Following is a list of links to Balko's "Raid Of The Day" series.

  • James Hoskins went into a coma and had to have his leg amputated after a trigger-happy SWAT officer shot him.

  • Rusty Windle was shot to death by SWAT officers after being set up by a known felon.
  • An entire family was held at gunpoint for hours in a 1985 SWAT raid - the police had the wrong house.
  • Jose Colon was a 19 year old with no criminal record who died after being shot in the head by police - who found 8 ounces of marijuana.
  • Leland Elder and his wife Mary Schultz were raided by 85 agents using military equipment when they mistook the florist's perfectly legal plants for a marijuana growing operation. Why not execute a simple search warrant?
  • 80-year-old Isaac Singletary was shot to death when he tried to scare two men off his property because they were dealing drugs. The men were undercover police officers who shot and killed him.
  • Anthony Diotaiuto was shot ten times and killed during a SWAT raid that featured a flash-bang grenade. Conducting a SWAT raid instead of serving a search warrant was necessary because it's obvious that only a hardened criminal would "undergo a criminal background check, allow himself to be fingerprinted, pay a fee, and enroll in a class on gun safety and firearms law" to get a concealed-carry permit.
  • Cheryl Lynn Noel was shot to death in her own bedroom by SWAT officers. She was holding a gun to defend against what she thought was a home invasion. Again, a paramilitary SWAT raid was necessary instead of a simple search warrant because... why, exactly?
  • The Los Angeles Police Department conducted an especially heavy-handed raid against an entire apartment complex in 1988. The raid included some vicious police brutality.
  • Andrew Leonard had SWAT officers break down his door with a battering ram and hold him at gunpoint in a raid that targeted the wrong house.
  • Lloyd Miner was clubbed with a flashlight by SWAT officers who also "smashed his toilet, turned over his furniture, pried the doors off of his cabinets, and destroyed some of his kitchen appliances" before taking him to jail. They had the wrong house. You might be noticing a pattern here.

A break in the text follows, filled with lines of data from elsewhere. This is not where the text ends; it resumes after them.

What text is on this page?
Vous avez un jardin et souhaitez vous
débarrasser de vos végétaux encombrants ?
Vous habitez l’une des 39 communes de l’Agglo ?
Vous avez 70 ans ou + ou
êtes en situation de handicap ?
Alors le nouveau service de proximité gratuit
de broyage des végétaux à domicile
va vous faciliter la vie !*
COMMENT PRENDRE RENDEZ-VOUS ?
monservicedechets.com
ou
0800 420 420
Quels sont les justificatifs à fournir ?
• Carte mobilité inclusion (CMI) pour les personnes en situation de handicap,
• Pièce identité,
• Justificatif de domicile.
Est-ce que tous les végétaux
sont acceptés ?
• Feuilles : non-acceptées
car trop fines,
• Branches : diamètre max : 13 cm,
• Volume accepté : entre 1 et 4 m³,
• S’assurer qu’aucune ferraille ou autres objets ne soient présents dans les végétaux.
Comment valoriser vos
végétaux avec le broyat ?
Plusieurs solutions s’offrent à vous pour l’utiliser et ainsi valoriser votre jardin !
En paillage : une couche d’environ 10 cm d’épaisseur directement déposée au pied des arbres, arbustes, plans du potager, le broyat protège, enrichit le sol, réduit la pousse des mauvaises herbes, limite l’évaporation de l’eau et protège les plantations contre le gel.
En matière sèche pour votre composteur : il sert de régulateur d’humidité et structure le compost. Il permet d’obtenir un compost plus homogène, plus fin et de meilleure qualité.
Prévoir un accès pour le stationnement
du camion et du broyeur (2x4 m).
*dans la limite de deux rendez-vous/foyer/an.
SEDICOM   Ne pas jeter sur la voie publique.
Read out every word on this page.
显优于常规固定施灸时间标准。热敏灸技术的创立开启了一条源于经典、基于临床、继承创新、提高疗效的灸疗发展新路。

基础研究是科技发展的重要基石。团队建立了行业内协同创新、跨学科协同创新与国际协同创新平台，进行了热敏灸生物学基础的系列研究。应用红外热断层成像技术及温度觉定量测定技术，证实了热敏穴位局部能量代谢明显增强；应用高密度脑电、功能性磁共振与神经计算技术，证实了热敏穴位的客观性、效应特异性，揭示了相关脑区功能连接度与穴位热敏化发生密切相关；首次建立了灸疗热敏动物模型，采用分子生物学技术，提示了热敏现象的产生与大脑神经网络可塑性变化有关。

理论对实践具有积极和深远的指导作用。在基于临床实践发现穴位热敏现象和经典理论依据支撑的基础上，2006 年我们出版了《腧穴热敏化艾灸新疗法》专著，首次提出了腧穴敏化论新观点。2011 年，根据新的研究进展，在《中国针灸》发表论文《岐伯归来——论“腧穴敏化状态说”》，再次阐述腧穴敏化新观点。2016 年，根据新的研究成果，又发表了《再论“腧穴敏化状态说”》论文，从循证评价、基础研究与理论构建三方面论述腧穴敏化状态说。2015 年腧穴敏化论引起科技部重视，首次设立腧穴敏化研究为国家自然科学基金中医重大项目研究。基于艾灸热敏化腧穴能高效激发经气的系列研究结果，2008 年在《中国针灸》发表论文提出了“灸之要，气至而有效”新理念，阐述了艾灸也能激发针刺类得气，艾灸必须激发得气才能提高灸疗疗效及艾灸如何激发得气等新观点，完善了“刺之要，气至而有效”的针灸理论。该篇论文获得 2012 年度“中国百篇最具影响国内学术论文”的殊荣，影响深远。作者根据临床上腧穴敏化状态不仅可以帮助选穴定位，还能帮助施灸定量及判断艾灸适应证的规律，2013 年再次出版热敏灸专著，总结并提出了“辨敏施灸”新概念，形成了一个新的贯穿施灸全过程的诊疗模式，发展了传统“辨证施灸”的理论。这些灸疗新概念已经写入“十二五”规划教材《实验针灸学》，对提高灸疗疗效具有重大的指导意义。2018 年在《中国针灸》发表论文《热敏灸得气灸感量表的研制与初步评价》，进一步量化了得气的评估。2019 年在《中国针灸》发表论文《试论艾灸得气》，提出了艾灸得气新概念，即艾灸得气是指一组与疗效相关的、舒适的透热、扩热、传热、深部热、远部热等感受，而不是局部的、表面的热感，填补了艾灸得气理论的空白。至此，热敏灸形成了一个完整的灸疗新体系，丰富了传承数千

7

Three weeks from now will be the twentieth anniversary of the massacre in Waco, Texas, when the federal government used military force - including tanks - against American citizens on American soil. But the problem of government using overwhelming military-style force against our own citizens goes far beyond the tragic events of April 19, 1993. We have been treating the War on Crime as a literal war for decades, and putting a soldier mentality into law enforcement has had frightening consequences. Reform and restraint are needed.